At this point, the wind started to fade. The fleet split into three groups with the race front runners comfortably cruising home into Lorient. The second group finished a couple of hours later on the dying breeze, whilst the back of the fleet were faced with a long and frustratingly slow leg home.  

Traditional Sailing Techniques 

For Ollie and Nils, who had been sailing without wind or weather data, and hand-steering most of the way, which meant far less opportunity to sleep, more bad news was still to come.  

In the early hours of the morning, they attempted to start the engine to charge the domestic batteries but were shocked to discover the engine battery was totally flat. This meant they were sailing in a ‘blackout’ without access to any navigation electronics and were even forced to navigate using a hand compass! 

Solar Panel Power 

Thankfully, the clouds cleared, the sun came out and by mid-afternoon Ollie was able to trickle charge the domestic batteries using the onboard solar panel – this didn’t solve the auto-pilot or the weather data problem, but did give them the ability to charge phones, use their nav-software and be able to turn on their nav lights as they approached the finish in the dark. 
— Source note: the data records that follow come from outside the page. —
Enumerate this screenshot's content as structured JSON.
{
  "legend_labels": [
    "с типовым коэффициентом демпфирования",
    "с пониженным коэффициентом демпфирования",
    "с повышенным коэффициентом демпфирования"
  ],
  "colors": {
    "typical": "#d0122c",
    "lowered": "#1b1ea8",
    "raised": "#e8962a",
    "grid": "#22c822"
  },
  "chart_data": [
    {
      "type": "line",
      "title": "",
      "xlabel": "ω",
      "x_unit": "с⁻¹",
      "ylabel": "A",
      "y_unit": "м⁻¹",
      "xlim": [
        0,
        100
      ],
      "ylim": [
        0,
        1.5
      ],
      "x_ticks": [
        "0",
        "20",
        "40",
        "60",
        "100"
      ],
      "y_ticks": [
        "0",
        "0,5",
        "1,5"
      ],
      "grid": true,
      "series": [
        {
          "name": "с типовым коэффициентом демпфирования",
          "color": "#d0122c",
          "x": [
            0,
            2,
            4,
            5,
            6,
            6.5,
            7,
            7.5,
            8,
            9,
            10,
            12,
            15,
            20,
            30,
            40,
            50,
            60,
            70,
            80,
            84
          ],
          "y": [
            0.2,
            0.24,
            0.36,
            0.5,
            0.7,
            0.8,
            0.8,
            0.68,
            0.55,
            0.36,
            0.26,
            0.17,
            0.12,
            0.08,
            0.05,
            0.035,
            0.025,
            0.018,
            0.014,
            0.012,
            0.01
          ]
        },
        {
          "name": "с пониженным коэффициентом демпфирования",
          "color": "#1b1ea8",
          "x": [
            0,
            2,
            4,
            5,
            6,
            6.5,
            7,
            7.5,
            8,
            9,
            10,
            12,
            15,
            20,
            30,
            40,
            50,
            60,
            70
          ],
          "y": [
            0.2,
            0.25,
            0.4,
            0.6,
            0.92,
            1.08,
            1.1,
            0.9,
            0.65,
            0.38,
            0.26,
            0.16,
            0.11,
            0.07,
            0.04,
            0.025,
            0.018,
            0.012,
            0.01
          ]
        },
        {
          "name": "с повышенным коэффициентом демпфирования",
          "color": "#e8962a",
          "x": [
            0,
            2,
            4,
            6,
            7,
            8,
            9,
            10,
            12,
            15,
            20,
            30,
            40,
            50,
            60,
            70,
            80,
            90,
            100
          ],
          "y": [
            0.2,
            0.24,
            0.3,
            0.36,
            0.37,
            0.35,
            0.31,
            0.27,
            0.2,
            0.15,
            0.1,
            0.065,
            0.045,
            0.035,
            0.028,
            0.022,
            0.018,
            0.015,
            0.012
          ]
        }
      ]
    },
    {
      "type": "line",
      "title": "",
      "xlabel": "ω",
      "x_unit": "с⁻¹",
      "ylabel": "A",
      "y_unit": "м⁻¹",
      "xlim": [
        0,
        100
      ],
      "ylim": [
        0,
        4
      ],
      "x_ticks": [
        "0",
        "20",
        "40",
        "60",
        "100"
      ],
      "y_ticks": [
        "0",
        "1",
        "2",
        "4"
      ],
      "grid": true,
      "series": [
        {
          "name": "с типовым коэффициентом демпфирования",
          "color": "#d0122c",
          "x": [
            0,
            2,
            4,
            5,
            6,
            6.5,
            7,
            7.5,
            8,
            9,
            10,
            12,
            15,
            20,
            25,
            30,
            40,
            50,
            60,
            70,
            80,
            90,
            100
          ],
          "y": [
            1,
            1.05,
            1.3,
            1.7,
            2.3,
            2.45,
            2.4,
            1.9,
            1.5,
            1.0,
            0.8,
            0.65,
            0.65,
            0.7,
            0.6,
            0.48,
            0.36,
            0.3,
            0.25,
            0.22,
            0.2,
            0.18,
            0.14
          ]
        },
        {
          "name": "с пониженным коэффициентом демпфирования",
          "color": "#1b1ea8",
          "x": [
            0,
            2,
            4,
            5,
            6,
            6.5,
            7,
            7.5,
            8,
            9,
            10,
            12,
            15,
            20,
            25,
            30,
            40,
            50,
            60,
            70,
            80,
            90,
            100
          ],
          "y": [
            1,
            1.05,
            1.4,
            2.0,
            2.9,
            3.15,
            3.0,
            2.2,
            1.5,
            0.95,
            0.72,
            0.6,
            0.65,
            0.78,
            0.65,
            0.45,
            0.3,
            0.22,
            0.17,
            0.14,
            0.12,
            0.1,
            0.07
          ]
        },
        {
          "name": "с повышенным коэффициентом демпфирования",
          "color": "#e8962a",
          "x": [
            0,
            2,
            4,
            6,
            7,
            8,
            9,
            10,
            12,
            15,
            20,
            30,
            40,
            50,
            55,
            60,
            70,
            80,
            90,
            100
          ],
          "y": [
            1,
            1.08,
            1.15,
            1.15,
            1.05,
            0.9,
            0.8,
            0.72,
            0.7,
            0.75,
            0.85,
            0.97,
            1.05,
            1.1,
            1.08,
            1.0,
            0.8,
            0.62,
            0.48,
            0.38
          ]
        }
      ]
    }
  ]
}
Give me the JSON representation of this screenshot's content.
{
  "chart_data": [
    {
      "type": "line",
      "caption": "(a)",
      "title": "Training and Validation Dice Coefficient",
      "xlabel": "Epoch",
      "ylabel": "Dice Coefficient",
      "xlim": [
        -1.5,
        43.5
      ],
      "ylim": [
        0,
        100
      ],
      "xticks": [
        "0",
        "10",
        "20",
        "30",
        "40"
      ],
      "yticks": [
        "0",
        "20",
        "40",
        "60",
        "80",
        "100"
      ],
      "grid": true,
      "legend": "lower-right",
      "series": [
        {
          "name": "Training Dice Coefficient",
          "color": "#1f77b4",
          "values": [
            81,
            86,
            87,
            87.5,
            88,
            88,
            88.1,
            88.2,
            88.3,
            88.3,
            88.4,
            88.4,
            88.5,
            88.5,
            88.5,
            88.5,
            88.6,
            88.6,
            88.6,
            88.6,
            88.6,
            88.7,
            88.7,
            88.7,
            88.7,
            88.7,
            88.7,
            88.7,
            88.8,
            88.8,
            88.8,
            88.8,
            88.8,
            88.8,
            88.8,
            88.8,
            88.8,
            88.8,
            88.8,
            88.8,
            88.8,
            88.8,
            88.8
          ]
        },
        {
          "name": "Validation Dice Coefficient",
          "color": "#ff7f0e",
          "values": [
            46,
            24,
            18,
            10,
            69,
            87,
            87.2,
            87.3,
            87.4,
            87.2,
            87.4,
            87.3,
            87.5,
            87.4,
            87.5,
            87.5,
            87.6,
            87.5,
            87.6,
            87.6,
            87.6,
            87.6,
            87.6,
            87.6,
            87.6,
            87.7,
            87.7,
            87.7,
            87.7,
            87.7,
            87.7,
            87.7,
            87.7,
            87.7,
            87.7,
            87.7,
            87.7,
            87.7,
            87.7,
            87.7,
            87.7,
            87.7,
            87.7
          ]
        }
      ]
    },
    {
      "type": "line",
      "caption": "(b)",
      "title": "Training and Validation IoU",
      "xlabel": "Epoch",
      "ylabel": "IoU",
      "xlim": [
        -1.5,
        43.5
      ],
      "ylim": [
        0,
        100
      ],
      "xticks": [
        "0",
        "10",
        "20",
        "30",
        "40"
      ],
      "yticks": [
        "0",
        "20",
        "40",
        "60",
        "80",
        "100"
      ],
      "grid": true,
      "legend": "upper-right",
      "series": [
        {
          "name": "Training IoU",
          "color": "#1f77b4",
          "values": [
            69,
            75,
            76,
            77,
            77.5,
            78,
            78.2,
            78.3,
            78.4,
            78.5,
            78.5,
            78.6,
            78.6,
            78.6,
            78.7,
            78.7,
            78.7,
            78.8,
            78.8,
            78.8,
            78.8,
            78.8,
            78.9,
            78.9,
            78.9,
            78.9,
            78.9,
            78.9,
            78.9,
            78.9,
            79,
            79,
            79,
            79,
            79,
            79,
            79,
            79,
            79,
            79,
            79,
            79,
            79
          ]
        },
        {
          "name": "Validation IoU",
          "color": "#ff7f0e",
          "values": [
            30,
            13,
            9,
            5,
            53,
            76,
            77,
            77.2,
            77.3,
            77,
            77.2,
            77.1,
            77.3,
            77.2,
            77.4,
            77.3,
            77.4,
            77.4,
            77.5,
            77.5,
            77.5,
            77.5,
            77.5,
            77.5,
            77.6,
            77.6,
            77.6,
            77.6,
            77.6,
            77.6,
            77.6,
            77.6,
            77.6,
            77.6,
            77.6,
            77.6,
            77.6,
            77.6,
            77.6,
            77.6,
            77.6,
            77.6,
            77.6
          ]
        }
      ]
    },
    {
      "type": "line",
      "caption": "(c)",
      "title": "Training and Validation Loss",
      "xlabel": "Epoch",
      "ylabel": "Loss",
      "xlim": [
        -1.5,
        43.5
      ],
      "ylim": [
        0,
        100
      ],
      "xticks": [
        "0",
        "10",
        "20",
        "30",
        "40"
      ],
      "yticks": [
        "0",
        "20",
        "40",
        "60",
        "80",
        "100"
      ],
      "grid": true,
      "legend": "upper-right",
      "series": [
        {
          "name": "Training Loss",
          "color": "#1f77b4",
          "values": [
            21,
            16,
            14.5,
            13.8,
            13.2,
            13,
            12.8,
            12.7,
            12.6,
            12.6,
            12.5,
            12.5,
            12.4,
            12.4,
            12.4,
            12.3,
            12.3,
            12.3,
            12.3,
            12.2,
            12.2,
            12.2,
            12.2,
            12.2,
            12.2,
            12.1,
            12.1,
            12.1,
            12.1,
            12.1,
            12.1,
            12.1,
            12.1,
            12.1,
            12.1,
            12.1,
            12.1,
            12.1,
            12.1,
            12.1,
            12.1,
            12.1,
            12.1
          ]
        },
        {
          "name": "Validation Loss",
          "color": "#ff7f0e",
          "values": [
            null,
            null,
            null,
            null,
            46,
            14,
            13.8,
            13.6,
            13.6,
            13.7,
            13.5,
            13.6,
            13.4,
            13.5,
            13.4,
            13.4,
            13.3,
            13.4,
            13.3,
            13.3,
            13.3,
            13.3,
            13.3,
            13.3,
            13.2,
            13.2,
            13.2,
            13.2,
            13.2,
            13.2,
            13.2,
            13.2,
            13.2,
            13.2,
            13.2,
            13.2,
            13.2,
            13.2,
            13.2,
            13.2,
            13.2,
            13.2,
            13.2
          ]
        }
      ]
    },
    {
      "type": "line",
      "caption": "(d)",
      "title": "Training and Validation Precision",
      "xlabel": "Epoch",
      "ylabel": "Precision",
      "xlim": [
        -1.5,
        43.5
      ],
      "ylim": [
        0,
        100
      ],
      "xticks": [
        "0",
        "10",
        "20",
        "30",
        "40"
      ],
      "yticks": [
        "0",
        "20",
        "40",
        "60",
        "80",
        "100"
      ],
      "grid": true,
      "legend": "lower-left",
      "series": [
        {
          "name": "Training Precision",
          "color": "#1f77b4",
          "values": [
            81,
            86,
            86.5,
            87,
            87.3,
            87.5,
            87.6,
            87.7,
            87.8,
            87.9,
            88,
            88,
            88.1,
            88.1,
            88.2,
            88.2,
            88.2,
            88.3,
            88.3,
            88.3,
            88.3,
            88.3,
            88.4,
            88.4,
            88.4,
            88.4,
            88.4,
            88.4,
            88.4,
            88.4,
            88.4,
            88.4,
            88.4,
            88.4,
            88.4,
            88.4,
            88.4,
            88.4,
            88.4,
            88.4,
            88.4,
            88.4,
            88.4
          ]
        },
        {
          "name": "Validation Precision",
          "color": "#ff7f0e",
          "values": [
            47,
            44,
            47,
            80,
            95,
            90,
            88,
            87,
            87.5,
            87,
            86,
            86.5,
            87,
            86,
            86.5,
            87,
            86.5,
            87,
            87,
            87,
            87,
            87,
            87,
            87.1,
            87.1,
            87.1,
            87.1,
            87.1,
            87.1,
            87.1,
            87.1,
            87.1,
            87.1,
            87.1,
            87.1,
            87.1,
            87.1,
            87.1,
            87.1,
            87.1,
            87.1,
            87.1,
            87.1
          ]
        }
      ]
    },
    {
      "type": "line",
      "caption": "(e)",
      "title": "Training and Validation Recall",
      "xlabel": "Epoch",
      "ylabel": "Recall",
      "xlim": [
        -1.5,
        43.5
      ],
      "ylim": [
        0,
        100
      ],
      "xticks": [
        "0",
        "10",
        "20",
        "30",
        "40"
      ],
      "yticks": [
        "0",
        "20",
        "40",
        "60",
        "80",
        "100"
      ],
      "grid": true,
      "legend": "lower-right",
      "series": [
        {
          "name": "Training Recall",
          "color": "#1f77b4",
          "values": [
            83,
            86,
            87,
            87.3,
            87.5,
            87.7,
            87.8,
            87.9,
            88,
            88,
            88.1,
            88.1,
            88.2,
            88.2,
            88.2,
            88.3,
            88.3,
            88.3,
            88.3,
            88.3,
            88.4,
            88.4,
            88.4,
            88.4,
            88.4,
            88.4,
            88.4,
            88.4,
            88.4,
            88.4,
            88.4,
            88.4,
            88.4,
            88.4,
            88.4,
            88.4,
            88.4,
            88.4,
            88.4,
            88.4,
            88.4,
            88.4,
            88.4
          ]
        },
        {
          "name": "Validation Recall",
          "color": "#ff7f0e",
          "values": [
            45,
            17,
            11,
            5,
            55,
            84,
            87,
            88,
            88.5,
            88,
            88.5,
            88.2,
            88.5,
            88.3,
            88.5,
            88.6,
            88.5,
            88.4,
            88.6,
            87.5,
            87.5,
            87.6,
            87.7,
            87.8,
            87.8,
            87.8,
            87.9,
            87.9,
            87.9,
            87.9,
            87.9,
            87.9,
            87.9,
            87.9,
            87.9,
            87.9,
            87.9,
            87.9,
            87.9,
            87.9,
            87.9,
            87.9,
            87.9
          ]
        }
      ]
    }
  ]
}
Team Oliver Heer Ocean Racing crossed the finish line at 22:21 on Saturday 23rd September, completing the race in 2 days 9 hours and 51 minutes and 20 seconds.  They finished in 21st place, claiming 3rd place amongst the 14 competing daggerboard designed boats. Lazare finished just 33 minutes later. 


Ollie sums up the race saying: 

“Did I enjoy it? Well, yes and no! It was a short but tough race. There was very little opportunity for sleep and the time spent trying to solve the electrical problems was frustrating and a distraction from the sailing. But on the plus side, Nils and I developed a really strong team dynamic throughout the race. Given the challenges we faced I think we got a great result. 3rd daggerboard boat. I’m really happy with that.” 


 Nils Palmieri comments:

“I joined this race straight from La Solitaire du Figaro in which we are not allowed to download weather data after the race starts. So, I felt well prepared to sail without the data downloads! Ollie and I had a very complementary skill set which fills me with confidence for the Transat Jacques Vabres race next month, in which, without doubt we’ll face more challenges. This was the best debut experience in IMOCA sailing I could have wished for.” 


No offshore race is ever easy, but this 48-hour challenge was a real test of endurance and resilience. Choosing to continue racing without the modern electronic comforts is courageous. Ollie demonstrated an incredible determination and passion, exactly the right attitude to approach the biggest challenge of all; the Vendée Globe.